After a positive Sigma 3 lens run, outlined by the 3 previous posts in this blog. I reached high for a 4th lens and then stepped back.
The much ballyhooed Sigma 18-35mm f/1.8. Definite ‘yay’, followed by an ‘ah’ experience.
- A world first f/1.8 zoom.
- Nothing short of remarkable sharpness, even wide open, across the frame.
- No vignetting that I could find.
- Colors, colors, the wonderful amazing colors.
- Built like a tank and finished as good as some of the highest grade lenses made.
- Focus good news. Up close through viewfinder bang on. Any distance using live view bang on.
- When focus was on this lens was the equal of my favorite prime lenses. It was like turning your wrist to go from a wide to standard field of view high quality prime without reaching in to your camera bag, possibly missing a shot, or exposing the mirror to the elements.
- Personal preference, but 35mm did not meet my intended goal of a full frame equivalent 24-70mm field of view to compliment my full frame/70-200mm combo. Knew this going in. Isolated this is not a big deal, but factored in with the next bullet it did not help.
- Focus bad news. Given the reviews I had braced myself for some inconsistent focusing, but through viewfinder past 3 or 4 feet it missed focus every single time. Every. Single. Time.
Compounding matters was the fact that it focused just close enough so the picture often looked fine on the back screen unzoomed. So you would think you got a good shot only to realize that the focus missed during post processing. I.e. way too late to do anything about it.
The real nail in the coffin came about when trying multiple times to take a sharp picture of my son at a distance greater than 3 or 4 feet in a well lit space.
A lens that cannot focus through the viewfinder on a DSLR? Having to remember, with just one lens, to shoot a DSLR at arms length using the back screen all the time for focusing only? No.

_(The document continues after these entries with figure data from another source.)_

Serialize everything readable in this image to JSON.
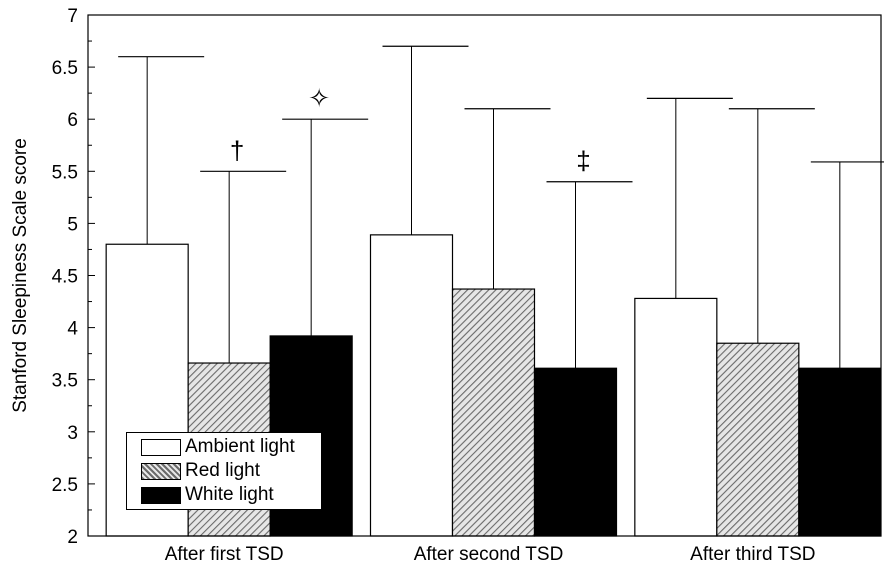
{
  "chart_data": {
    "type": "bar",
    "categories": [
      "After first TSD",
      "After second TSD",
      "After third TSD"
    ],
    "series": [
      {
        "name": "Ambient light",
        "values": [
          4.8,
          4.89,
          4.28
        ],
        "error_upper": [
          6.6,
          6.7,
          6.2
        ],
        "color": "#ffffff",
        "pattern": "solid"
      },
      {
        "name": "Red light",
        "values": [
          3.66,
          4.37,
          3.85
        ],
        "error_upper": [
          5.5,
          6.1,
          6.1
        ],
        "color": "#9a9a9a",
        "pattern": "diagonal-hatch"
      },
      {
        "name": "White light",
        "values": [
          3.92,
          3.61,
          3.61
        ],
        "error_upper": [
          6.0,
          5.4,
          5.59
        ],
        "color": "#000000",
        "pattern": "solid"
      }
    ],
    "annotations": [
      {
        "category": "After first TSD",
        "series": "Red light",
        "symbol": "†"
      },
      {
        "category": "After first TSD",
        "series": "White light",
        "symbol": "✧"
      },
      {
        "category": "After second TSD",
        "series": "White light",
        "symbol": "‡"
      }
    ],
    "title": "",
    "xlabel": "",
    "ylabel": "Stanford Sleepiness Scale score",
    "ylim": [
      2,
      7
    ],
    "yticks": [
      "2",
      "2.5",
      "3",
      "3.5",
      "4",
      "4.5",
      "5",
      "5.5",
      "6",
      "6.5",
      "7"
    ],
    "grid": false,
    "legend_position": "bottom-left"
  }
}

Still clinging to the sharpness in denial I tried every setting one could imagine. No change. No improvement. In camera focus adjustment past 3 or 4 feet would not improve things since that would ruin close viewfinder and live view focusing. Focus distance from object not focal length was the issue so Sigma’s focal length fine tuning puck add on would not have helped.

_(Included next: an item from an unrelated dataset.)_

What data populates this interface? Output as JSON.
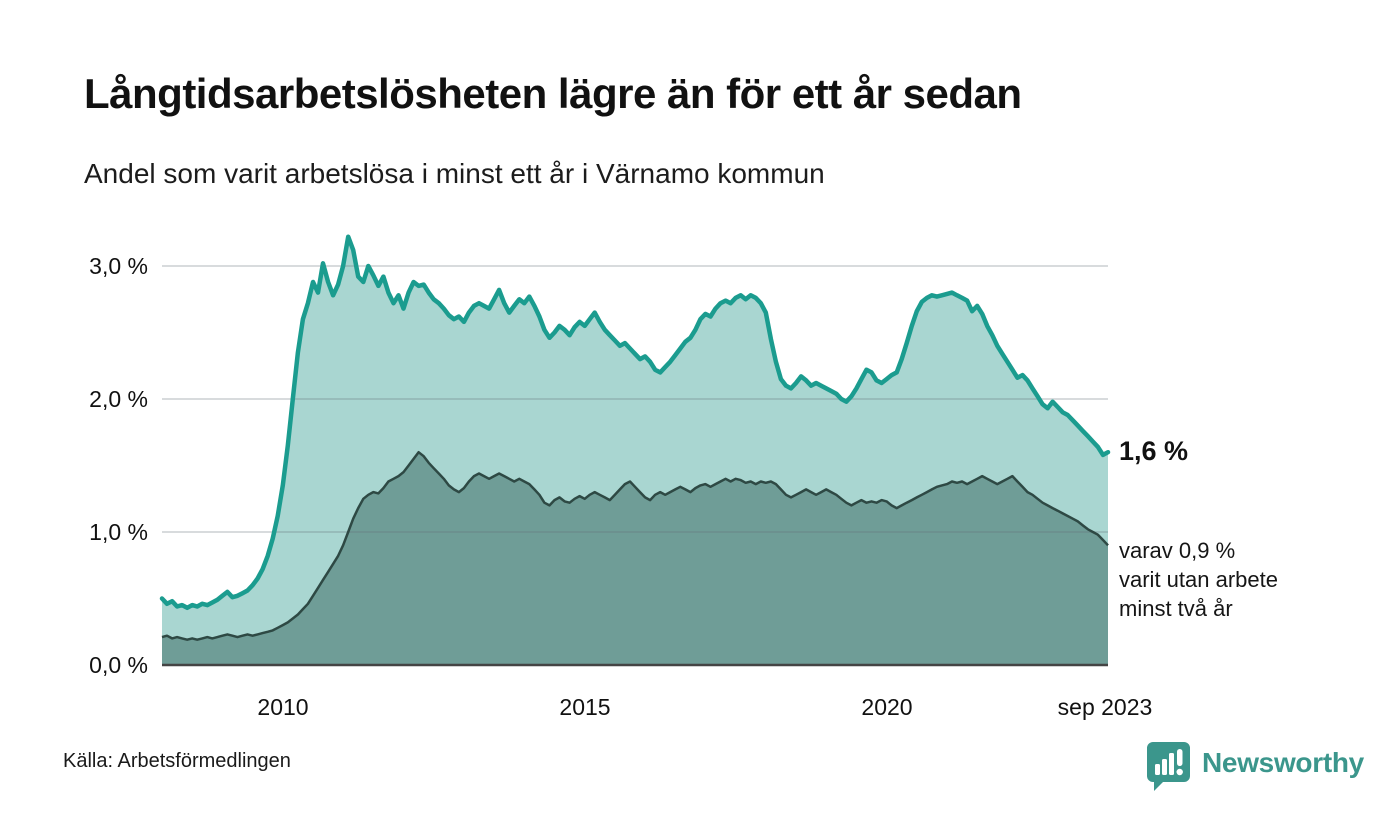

The Sigma 50mm EX f/1.4 I have also had issues reported, but that seemed to depend on whether you got a good copy or not and I lucked up with a good one. But after more research (Page 11 of Pentax Forums review specifically) it would seem that this was a fairly consistent problem with the Pentax variant.
Even with that information the in focus shots were so good that I literally had to summon a support group to shove me towards what I already knew. It had to go back.
KEH was great about it and set me up with a return right away.
What to do?
Adorama and Sigma to the rescue. As I have mentioned before I
stalk check the used section of my favorite retailers regularly for new arrivals. Right on time a previously designated back up lens came in at a price I could not refuse. Over $300 less than the 18-35mm f/1.8 used and $120 off the new price I jumped on a newly listed Sigma 17-50mm f/2.8. Great reviews and it was an easy choice. Findings so far:
- Although not as sharp at f/2.8 as the f/1.8 wide open (no other zoom that sharp and none that wide) it is close enough for me, and it focuses swiftly, and more importantly accurately, whether I use live view or the viewfinder. What good is sharpness without focus?
- HSM that focuses quickly and silently like the 18-35mm. I love my Tamron 28-75mm on full frame, but in quiet, close quarters the old tech screw drive can make quite the racket.
- Surprisingly competent in low light.
- Reaching 50mm it meets the full frame field of view I was seeking at an equivalent of 25.5-75mm for the 2 body shooting compliment with the full frame/70-200mm.
I plan on letting it live on my K-70 for a while so I expect this gallery will be growing. Until then here are some sample shots I took over the weekend.